The team is having a much better year this year, but no one other than Sterling thinks this has anything to do with him.

The stadium the Clippers play in, Staples Center, was not built with taxpayers' money, due to heroic resistance by the City Council in the mid-to-late 1990s, but it was still utterly dependent on city condemnation, property management and tax-increment funding (story here). So once again we have a story of billionaires building their fortunes via government aid, the way it's almost always done.

In short, Sterling's wealth as a team owner is almost entirely due to the complex web of financial and political arrangements that shield him from the normal vicissitudes of free market competition.

And this is the man who thinks he is the source of everything the Clippers are? Could there be a better poster boy for everything wrong with the 1 percent? Or, rather, the 1 percent of the 1 percent.

But let's not forget the typical self-pitying, conservative “I'm the victim here” mentality that Sterling so richly displays on the tape itself. The shorter version posted at Deadspin begin like this:

V: "Honey, I'm sorry. Is there anything I can do to make you feel better?"

DS: "No, you can never make me feel better."

V: "I'm sorry."

DS: "You're just a fighter, you want to fight. And I'm not the man who wants to fight."

The words alone only tell half the story. V. Stiviano's tone throughout is soft and supportive, Sterling's tone is harsh, embittered, softening only for purposes of self-pity.  When he says, “I'm not the man who wants to fight," he sounds like a character on "Justified" who of course means exactly the opposite — and not one of the good guys.

It goes on in a similar fashion for some time, Sterling acting wounded, trying to start a fight, V. Stiviano trying to lick his wounds for him, which only makes him madder.

V: "I'm sorry, honey, can I get you a little bit more juice? I don't want to fight with you."

DS: "Of course you do, you love to fight."

V: "I don't fight."

DS: "That's all you do, you fight with everybody."

V: "I'm sorry you feel that way, honey. I don't know how this conversation even came about.

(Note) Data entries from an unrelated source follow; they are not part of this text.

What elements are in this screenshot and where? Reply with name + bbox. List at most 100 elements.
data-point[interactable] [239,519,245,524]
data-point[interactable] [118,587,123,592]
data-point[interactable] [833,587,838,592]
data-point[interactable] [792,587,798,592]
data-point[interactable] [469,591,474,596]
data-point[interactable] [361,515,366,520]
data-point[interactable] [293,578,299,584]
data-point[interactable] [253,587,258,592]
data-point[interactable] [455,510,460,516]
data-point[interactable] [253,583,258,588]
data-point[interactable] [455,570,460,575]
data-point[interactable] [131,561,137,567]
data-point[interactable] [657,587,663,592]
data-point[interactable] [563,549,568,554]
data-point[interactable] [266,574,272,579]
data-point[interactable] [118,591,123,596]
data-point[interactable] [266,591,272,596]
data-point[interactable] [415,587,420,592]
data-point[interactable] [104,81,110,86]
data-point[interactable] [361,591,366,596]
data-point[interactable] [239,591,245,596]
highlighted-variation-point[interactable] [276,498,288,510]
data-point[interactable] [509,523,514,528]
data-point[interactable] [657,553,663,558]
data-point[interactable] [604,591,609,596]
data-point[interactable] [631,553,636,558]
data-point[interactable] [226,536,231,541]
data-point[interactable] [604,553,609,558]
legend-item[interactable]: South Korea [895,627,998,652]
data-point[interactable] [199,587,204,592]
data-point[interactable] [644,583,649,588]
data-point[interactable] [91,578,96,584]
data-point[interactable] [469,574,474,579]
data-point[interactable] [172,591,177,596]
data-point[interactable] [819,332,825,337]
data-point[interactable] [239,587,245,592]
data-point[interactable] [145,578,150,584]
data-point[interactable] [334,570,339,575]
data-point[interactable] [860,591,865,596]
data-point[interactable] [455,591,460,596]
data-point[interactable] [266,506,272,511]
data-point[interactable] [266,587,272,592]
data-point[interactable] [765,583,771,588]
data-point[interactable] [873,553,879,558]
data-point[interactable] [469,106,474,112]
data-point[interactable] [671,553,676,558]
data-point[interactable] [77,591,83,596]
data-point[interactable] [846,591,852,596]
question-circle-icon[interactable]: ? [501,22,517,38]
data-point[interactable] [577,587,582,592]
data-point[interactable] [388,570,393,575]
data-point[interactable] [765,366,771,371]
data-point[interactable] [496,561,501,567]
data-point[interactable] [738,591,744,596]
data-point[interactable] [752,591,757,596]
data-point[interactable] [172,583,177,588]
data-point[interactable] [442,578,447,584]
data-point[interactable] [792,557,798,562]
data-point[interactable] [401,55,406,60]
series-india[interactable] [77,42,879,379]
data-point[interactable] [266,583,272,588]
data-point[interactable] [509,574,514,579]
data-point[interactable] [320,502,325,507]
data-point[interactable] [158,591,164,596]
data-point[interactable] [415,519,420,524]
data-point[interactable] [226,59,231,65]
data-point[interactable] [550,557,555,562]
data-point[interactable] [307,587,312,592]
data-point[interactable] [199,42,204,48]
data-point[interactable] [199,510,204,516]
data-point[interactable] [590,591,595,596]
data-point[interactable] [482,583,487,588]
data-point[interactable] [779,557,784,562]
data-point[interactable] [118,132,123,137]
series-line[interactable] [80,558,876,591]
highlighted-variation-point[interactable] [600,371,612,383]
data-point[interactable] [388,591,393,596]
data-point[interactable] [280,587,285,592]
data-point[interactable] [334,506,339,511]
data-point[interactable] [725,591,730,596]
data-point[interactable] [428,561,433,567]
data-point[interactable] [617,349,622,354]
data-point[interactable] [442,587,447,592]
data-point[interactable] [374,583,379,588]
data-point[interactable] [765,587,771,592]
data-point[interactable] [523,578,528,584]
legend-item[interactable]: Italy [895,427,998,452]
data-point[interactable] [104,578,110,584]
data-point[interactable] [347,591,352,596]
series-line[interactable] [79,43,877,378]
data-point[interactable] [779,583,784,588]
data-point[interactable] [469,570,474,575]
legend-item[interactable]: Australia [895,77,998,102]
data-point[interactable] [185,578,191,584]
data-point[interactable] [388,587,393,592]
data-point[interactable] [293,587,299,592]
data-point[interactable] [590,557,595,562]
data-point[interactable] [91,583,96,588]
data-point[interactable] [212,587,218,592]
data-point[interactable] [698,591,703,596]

This corrosively self-pitying stance that Sterling has locked himself into forms the background to the racially ridiculous quotes you may have seen. In his mind, Sterling isn't racist — the world is. And he is just trying to live in it “realistically” — it's all their fault! At the same time, V. Stiviano is being terribly mean to him, because she refuses to be his 100 percent compliant sock-puppet, but instead tries to be an autonomous, but deeply caring friend, who is trying to see the world in a different light, as a more open-minded place — and to put him in touch with his own power to do the right thing, even if the world were as bad a place as he thinks it is.

But the powerless mega-millionaire will have none of it. Hence, there's this interchange:

V: "I'm sorry, I didn't do anything."

DS: "You NEVER do anything, and NEVER do anything wrong."

V: "But I didn't do anything."

DS: "You upset me, and made me crazy."

V: "You made yourself upset."

DS: "No, that's not true. You didn't start off by saying, 'Honey, I understand, we're living in a culture we can't change--'

V: "Because I don't understand. I don't see your views. I wasn't raised the way you were raised."

And later, this:

DS: We don't evaluate what's right and wrong, we live in a society. We live in a culture. We have to live within that culture.

V: But shouldn't we take a stand for what's wrong? And be the change and the difference?

DS: I don't want to change the culture, because I can't. It's too big and too [unknown].

V: But you can change yourself.

DS: I don't want to change. If my girl can't do what I want, I don't want the girl. I'll find a girl that will do what I want! Believe me. I thought you were that girl—because I tried to do what you want. But you're not that girl.

So, long story short: he's breaking up with her, because she won't be his dutiful white supremacist yes woman.

Don't look now, but V. Stiviano is the luckiest person in the world today. Cliven Bundy is a distant second.